Connecting & communicating

Baby will start communicating with you as soon as they are born.  They can already hear, taste, feel, and smell. When they’re born, they already know their parents’ voices.  If your baby is crying, the way you respond will help calm and comfort them.


It is normal for babies to cry. Crying is how your baby lets you know what they want. Babies need a lot of love and physical contact from caring adults. 

Babies fuss and cry for a lot of reasons. You may know the reason, but mostly you can only guess. Sometimes your baby cries no matter what you do.  Many babies have a crying session or are awake in the evening. They may want to feed more often then, particularly if they are breastfed. 

Comforting them when they cry helps them feel loved, safe, and able to rely on the people looking after them. You won’t spoil them by giving them lots of attention.
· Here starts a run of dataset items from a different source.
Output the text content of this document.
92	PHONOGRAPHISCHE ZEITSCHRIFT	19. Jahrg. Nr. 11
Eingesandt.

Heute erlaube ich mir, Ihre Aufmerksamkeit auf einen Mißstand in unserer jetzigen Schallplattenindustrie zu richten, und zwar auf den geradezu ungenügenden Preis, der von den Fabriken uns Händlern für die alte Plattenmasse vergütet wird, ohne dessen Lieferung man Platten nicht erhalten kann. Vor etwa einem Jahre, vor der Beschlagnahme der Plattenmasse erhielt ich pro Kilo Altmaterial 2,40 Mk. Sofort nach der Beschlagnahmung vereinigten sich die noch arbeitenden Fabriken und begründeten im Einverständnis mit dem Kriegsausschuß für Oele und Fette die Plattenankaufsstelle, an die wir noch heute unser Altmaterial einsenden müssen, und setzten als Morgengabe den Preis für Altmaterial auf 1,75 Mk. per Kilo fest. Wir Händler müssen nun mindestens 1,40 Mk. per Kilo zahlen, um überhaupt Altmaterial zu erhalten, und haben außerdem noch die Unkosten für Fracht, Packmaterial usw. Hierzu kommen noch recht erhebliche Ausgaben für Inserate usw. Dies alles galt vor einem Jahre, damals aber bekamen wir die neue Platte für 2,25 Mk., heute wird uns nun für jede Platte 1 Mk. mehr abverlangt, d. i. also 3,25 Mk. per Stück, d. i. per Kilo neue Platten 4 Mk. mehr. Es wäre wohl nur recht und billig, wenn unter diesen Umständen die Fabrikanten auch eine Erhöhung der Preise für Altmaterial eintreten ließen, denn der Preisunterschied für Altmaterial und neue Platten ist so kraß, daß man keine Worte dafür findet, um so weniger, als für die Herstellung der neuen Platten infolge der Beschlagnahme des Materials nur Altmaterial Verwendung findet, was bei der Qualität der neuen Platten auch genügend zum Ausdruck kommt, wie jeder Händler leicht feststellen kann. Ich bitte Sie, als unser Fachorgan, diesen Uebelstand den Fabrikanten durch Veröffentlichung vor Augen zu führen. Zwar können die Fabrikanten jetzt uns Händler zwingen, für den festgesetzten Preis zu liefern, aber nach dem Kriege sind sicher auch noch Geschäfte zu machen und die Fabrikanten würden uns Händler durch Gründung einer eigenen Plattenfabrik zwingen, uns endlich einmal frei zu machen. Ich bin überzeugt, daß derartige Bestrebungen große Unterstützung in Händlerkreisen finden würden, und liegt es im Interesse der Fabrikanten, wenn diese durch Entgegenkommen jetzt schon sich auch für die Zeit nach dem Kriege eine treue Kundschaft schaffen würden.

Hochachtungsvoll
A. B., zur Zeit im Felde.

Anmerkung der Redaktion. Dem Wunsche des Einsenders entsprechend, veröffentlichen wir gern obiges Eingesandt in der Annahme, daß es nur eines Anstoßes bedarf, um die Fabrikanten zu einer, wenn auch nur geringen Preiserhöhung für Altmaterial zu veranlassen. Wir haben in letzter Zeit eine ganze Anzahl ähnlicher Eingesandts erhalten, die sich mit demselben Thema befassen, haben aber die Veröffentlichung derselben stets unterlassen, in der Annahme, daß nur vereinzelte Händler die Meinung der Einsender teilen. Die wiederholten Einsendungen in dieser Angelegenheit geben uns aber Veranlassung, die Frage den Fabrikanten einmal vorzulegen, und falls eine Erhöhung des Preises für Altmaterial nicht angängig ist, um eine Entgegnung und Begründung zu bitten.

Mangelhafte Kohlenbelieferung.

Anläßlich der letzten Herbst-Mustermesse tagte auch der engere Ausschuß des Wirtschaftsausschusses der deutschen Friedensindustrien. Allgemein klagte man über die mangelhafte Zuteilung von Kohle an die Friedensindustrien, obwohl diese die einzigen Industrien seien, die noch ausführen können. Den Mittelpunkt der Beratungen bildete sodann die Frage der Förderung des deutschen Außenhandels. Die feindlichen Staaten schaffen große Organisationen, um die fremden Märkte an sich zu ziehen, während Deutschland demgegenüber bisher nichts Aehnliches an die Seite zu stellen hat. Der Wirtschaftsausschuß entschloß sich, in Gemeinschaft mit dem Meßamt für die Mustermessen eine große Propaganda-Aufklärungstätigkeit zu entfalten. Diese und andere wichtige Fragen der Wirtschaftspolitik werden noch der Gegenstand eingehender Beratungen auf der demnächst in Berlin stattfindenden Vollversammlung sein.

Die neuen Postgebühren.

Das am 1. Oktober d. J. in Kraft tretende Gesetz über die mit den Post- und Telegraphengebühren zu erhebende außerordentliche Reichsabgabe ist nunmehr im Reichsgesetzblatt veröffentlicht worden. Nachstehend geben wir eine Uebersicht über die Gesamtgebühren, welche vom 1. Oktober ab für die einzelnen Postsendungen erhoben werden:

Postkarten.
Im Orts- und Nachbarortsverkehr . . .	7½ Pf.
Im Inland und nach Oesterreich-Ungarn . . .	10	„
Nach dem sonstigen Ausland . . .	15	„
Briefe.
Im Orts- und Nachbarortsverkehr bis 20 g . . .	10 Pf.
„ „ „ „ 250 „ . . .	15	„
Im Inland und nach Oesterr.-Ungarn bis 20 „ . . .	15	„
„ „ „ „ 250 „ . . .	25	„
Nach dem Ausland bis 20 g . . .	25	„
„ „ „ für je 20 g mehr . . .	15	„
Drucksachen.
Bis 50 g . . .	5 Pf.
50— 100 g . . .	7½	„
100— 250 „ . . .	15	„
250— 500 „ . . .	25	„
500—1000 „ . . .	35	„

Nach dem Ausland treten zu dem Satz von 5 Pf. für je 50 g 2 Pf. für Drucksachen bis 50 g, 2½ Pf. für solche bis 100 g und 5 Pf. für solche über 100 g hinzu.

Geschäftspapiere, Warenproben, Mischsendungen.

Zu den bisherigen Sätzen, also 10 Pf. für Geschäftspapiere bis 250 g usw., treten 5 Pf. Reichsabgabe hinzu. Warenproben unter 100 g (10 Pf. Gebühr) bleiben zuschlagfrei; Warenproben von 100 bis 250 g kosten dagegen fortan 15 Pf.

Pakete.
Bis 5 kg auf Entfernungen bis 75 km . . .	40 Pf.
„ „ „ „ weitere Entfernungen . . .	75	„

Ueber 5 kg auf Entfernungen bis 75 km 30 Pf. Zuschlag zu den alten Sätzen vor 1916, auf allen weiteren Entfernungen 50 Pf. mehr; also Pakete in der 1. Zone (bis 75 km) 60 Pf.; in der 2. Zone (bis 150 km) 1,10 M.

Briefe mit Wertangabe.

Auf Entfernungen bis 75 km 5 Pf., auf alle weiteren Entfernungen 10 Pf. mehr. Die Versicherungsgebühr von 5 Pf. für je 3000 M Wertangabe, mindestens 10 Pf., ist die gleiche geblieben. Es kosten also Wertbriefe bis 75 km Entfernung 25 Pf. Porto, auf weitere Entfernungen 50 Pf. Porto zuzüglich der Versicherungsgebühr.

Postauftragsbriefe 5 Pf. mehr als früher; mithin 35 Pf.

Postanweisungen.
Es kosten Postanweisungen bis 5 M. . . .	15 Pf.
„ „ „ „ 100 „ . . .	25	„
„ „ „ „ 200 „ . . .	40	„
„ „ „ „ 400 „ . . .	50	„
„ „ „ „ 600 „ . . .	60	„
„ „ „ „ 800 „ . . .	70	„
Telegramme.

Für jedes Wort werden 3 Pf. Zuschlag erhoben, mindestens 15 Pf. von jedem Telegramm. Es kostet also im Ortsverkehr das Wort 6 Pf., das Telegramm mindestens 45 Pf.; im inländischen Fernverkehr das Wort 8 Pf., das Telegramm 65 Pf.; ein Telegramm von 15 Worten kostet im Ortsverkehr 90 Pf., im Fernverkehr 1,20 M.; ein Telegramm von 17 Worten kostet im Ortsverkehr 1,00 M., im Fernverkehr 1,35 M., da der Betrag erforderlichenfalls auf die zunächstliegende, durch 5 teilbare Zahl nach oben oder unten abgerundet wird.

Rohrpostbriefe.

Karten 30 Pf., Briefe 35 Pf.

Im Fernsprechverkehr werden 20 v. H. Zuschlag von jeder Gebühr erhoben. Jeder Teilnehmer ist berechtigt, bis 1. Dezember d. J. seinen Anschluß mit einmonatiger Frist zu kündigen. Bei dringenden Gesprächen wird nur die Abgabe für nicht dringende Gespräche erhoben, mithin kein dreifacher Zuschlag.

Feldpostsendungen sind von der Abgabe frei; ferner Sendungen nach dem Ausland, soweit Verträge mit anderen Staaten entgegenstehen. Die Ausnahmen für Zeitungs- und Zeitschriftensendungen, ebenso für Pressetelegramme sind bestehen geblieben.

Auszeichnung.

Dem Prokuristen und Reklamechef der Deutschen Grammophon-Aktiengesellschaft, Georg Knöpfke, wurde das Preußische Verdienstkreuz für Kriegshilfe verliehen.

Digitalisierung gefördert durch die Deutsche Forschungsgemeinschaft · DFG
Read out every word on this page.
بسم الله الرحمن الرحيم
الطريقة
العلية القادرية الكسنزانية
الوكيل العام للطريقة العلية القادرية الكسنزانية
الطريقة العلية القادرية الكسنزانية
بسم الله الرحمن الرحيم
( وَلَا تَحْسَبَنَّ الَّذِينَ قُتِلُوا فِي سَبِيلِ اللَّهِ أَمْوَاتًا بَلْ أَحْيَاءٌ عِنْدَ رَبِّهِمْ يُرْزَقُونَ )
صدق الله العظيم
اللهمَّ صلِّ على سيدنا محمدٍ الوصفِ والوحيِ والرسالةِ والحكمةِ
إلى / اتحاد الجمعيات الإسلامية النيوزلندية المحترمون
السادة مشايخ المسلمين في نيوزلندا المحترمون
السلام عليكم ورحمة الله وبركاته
Babies fuss and cry for a lot of reasons. They may be:

  • hungry or tired

  • have wind or colic

  • need a loving cuddle

  • uncomfortable or in pain

  • too hot or cold

  • have wet or dirty nappies

To comfort your crying baby, listen and watch for signs of tiredness, hunger, wind, or being uncomfortable. Feed or change your baby, and put them to bed if they seem tired.

How to settle a crying baby

If your baby won’t settle, try some of these ideas:

  • Hold, gently rock and cuddle, and talk in a soft calm voice.

  • Walk your baby around in a front pack.

  • Take your baby out in the pram or the car.

  • Push the pram gently back and forth over a small bump. Stay with baby and always use the pram’s safety harness.

  • Always move your baby out of the car seat to a safe place to sleep. Lie your baby on their tummy across your knee and rub their back or pat their bottom gently. If they fall asleep, turn them on to their back to reduce any risk of SUDI (SIDS or cot death).

  • Massage your baby.

  • Give your baby a deep, relaxing bath. Always keep a hand on them to keep them safe.

  • Have a warm bath with your baby and play music, or sing to your baby in a soft voice.

If you feel the crying is getting too much for you, put your baby in a safe place such as their cot, or pass them to someone else for a while.

Getting help

If you can’t comfort your crying baby, you might find yourself getting worried, stressed or angry. It’s important to take a break and calm yourself. Have a cup of tea, call a friend, relative or PlunketLine. Then go back in and check on the baby.

It may help to talk to family, friends or someone who works in health or community services.

If nothing seems to comfort your baby, or if the crying is different from usual, or if they are refusing to feed, your baby may be unwell. Talk to a doctor, your Plunket nurse or phone PlunketLine on 0800 933 922.


Colic is when a baby cries for several hours a day and there is no obvious cause for the crying. Your baby may draw their knees up and be hard to comfort. This may be followed by a peaceful period and then the crying starts again. It usually happens at the same time of day or night in the first months of life.

The cause of colic is unknown. Caring for a crying, colicky baby can be stressful. Discuss colic or wind medication and how you are feeling with your Plunket nurse or doctor.